LOS ANGELES, United States (AFP) — Firefighters in California said they are making progress slowing the advance of several devastating wildfires, but authorities ordered the temporary closure of a historic villa in the path of one dangerous inferno.
The iconic Hearst Castle, also known as San Simeon, is one of the most recognizable landmarks in the state, drawing millions of visitors each year, according to local tourism officials.
Administrators of the castle — a national landmark once owned by newspaper baron William Randolph Hearst — said on its website that the site is “closed until further notice due to wildfires in the area.”
“Fire conditions will be assessed daily to determine when Hearst Castle reopens and tours commence,” the site read.
Built in 1919, the Hearst Castle is the site of a museum and state park that houses a large European art and antiques collection.
Local media reported that the leading edge of the 24,000-acre Chimney Fire was just two miles from the castle, located some 40 miles from the town of San Luis Obispo.
The Los Angeles Times wrote that bulldozers, trucks and firefighters are digging containment lines around Hearst Castle, but that no evacuation orders have been issued for the area as yet.
Wildfires are raging across several US states, but have hit parched California — a state suffering from a years-long drought — particularly hard.
Firefighters are battling to bring some half-dozen active fires raging across California under control.
Officials with the California Department of Forestry and Fire Protection said the 19,000-acre Rey Fire in southern California is just 10 percent contained.
The Chimney Fire imperiling Hearst Castle is around 35 percent contained, officials said.
The Clayton Fire in the northern Clear Lake region — near the Sonoma and Napa wine regions — measures some 4,000 acres and is 95 percent contained.

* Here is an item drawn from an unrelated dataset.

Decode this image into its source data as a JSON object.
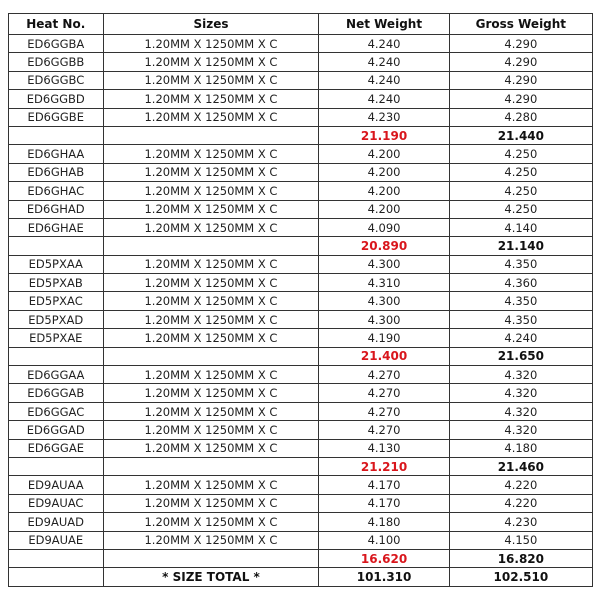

Four thousand people have fled the Clayton fire, started by an arsonist, according to police.
Another inferno, the Bluecut Fire, which has burned some 37,000 acres near San Bernardino in southern California, is now 85 percent contained, fire officials said.
Fires have scorched swaths of the Angeles National Forest in southern California, and displaced tens of thousands of Golden State residents, including the entire populations last week of Wrightwood and Lytle Creek — towns of a few thousand people — and most of those in nearby Phelan.
Since the beginning of the year, some 4,600 fires have ripped through 121,000 hectares of Californian scrub and forest.
Nearly 1,000 homes have been destroyed and several people have been killed this year due to fires in America’s most populous state.